2016 Avrupa Şampiyonası-Fransa



                        Bu başlığı okuyanlar şimdi erkek muhabbeti gibi futbola saracağımı düşünüyorlardır.O muhabbete girecek kadar bilgi ve birikime sahip değilim fakat futbolu severim.Özellikle Türkiye'nin olduğu şampiyonaları daha çok...Biliyorsunuzdur mutlaka fakat ben gene de hatırlatayım.Bugün başladı Avrupa Şampiyonası.Pazar günü ise Türkiye'nin gruptaki ilk maçı var,Hırvatistan ile...Şimdi diyeceksiniz neden böyle bir konudan girdin yazıya?Amacım futboldan bahsetmek ya da Türkiye'nin bulunduğu gruptaki takımların değerlendirmesi falan değil.İstesem bile öyle bir değerlendirme yapabileceğimi sanmıyorum.O işin ehli Güntekin Onay'dan başkası değildir.Benim bu konu başlığı altında yazmamın asıl amacı,size eski Avrupa ve Dünya Şampiyonalarını,atılan golleri,yaşanılan sevinçleri bir parça olsun hatırlatmak istemem...

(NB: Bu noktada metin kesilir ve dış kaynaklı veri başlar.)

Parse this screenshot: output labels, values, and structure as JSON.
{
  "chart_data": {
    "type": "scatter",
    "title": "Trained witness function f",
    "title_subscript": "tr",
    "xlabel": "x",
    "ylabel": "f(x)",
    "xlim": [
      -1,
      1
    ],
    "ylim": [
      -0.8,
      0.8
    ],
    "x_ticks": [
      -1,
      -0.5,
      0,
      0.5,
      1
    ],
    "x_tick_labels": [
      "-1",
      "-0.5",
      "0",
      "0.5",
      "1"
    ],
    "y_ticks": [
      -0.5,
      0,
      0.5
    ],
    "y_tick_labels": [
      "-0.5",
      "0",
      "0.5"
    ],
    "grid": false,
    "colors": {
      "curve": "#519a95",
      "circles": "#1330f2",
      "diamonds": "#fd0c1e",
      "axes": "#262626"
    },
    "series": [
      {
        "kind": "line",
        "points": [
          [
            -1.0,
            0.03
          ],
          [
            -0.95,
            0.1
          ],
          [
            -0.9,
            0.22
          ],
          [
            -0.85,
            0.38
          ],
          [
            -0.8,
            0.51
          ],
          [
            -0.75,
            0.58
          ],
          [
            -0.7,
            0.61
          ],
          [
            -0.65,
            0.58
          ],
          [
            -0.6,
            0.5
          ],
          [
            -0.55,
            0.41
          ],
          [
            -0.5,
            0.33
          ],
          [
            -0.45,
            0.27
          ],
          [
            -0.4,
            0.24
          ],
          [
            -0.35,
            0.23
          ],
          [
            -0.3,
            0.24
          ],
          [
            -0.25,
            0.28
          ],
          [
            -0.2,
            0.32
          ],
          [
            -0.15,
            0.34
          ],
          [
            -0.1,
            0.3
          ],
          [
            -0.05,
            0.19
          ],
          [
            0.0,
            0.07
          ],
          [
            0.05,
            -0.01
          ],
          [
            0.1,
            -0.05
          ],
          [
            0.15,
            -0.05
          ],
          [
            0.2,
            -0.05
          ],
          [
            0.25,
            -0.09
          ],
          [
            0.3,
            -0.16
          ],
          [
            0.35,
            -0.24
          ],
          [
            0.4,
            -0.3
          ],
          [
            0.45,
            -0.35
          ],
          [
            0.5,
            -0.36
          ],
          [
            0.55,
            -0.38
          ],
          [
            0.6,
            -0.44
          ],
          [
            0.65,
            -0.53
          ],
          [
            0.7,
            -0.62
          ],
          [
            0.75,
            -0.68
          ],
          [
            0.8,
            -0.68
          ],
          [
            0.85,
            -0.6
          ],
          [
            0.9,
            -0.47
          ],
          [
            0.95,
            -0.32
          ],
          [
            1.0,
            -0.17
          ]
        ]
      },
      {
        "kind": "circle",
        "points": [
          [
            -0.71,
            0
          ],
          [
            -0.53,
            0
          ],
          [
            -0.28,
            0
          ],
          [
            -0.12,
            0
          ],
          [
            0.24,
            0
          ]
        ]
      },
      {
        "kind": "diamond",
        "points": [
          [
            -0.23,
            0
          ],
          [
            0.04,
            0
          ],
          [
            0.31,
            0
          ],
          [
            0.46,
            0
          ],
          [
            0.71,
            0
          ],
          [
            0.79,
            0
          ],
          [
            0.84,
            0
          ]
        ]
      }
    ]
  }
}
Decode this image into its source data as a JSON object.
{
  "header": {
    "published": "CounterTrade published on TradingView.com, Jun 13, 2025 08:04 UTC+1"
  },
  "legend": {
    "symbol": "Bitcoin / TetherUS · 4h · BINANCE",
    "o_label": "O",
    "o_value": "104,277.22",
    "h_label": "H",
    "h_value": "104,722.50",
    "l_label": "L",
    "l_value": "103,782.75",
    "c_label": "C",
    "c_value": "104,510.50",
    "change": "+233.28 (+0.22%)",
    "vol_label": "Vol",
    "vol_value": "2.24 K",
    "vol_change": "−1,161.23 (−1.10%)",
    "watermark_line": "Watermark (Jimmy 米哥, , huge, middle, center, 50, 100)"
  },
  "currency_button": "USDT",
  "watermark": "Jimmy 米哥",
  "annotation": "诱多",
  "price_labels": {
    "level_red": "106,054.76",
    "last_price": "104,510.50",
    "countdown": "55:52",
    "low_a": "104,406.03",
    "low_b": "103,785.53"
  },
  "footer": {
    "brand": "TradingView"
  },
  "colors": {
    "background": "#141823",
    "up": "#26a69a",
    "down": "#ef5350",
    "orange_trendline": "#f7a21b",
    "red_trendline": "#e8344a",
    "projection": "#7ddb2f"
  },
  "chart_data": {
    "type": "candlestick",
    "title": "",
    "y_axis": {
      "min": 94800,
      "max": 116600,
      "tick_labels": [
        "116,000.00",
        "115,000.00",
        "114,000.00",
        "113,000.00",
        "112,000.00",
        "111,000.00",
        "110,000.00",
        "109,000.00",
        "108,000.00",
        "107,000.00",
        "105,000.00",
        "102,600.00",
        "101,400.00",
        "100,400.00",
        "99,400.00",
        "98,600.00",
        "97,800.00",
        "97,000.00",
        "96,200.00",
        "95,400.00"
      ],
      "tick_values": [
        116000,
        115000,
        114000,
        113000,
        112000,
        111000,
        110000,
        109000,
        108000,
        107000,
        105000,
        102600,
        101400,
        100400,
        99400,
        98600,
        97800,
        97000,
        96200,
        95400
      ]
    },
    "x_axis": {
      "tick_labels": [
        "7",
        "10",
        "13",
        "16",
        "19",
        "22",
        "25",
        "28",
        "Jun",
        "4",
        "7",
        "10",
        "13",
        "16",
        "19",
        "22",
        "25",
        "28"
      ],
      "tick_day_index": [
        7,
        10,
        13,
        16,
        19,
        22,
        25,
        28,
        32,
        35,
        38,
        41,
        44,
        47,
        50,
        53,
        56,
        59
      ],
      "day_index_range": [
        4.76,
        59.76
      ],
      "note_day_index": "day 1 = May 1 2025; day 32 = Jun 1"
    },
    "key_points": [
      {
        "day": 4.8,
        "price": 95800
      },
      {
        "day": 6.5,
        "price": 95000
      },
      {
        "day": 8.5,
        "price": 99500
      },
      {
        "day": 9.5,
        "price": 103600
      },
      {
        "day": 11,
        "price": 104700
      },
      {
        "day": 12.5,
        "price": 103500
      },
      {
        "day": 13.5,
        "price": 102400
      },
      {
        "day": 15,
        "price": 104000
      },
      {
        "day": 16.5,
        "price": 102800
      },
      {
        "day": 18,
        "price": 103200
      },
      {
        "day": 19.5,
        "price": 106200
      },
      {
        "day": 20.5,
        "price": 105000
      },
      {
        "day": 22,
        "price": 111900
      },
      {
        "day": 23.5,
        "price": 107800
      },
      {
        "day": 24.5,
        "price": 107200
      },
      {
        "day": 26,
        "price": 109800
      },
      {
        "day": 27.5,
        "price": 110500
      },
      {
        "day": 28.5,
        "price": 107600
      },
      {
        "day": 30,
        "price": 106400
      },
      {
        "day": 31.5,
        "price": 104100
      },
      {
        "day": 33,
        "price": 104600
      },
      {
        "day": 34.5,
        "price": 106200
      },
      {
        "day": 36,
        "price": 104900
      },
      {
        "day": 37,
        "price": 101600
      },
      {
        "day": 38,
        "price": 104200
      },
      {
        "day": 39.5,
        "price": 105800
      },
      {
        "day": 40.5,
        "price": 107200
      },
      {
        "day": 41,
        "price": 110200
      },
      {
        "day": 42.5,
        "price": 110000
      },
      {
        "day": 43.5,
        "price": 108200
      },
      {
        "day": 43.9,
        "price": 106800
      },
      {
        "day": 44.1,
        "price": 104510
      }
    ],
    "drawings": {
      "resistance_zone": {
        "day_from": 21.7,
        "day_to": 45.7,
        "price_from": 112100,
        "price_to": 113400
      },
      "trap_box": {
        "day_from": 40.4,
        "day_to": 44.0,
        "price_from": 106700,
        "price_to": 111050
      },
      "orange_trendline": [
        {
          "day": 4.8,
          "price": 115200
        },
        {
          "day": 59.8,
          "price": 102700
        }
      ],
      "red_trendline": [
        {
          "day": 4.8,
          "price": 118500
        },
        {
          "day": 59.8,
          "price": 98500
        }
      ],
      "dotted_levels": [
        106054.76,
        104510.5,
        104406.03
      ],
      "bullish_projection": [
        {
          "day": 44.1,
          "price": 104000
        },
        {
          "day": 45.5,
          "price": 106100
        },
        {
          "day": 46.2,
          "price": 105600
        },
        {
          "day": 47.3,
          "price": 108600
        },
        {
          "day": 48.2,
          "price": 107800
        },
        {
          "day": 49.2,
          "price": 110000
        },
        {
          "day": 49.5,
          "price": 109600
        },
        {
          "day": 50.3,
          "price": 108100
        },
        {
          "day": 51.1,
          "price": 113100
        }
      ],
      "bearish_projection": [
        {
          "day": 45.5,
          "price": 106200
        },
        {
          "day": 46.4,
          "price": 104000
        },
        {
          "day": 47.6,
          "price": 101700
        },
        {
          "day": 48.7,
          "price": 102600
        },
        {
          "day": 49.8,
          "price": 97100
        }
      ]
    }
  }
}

                       2008 Avrupa Şampiyonası'nı hatırlarmısınız bilmem...Semih Şentürk'ün son dakika golüyle,mucize gibi kazanılan o Çek maçını...Gol attıktan sonraki o yüzüğünü ne denli içten öpüşünü...Bütün takımın ona doğru nasıl koşturduğunu...Bizim evimizde nasıl çığlıklar attığımızı,yeri yerinden oynattığımızı,gecenin bir yarısı sokaklarda çalınan kornaları,kutlamaları...Sanırım hiçbirimiz bu kadarını beklemiyorduk fakat sonucun böyle tatmin edici olması hayallerimizin de ötesindeydi.Sonra yarı finalde karşılaştığımız Almanya...Buraya kadar gelmişken bırakmak olmazdı.Bize yakışmazdı.Fakat benim o zamana dair hatırladığım,yanlış hakem kararlarıydı.Belki de abartıyorduk,onu da bilmiyorum.Ancak maçın sonunda yaşanılan o üzüntüyü o gözyaşlarını gayet net hatırlıyorum.10 yaşındaki kuzenim aynen şöyle ağlıyordu:''Anne söyle lütfen tekrar yapsınlar maçı!Sen konuşursan yaparlar anne!Lütfen anne,lütfen!'' Olay bir hayli ironik olmasına karşın kuzenimin ne hissettiğini biz gayet iyi anlıyorduk.Biz de dilerdik tekrarlanmasını fakat öyle bir durumun olmayacağının da farkındaydık.


                       2002 Dünya Kupası'nda en çok etkilendiğim maç Güney Kore maçıydı.Sanki birbirimizin rakibi değil de kandaşı gibiydik.Ki bu dünyada kandaşların bile nasıl birbirlerinin boğazını kestiğine şahit olunurken,durumu böyle ifade etmek öyle gurur verici ki benim için.Güney Kore bayraklarının yanına açılmış Türk bayrakları,yüzlerin bir tarafı Güney Kore bir tarafı Türkiye.Maç sonunda mutlu olan taraf biz olmuş olsak da bize hissettirdikleri o kardeşlik,o kandaşlık duygusu 14 sene sonra bile hala hatıralarımızda yer etmeyi başarmışsa,o zaman her şey bitmemiş demektir.


                      Eğer buraya kadar gelmeyi başarabilmişsek,yeniden yazabiliriz o tarihi...O mucizeleri yeniden gerçekleştirebiliriz.Çok klişe bir söz belki ama,biz bitti demeden bitmez!Haydi Türkiye!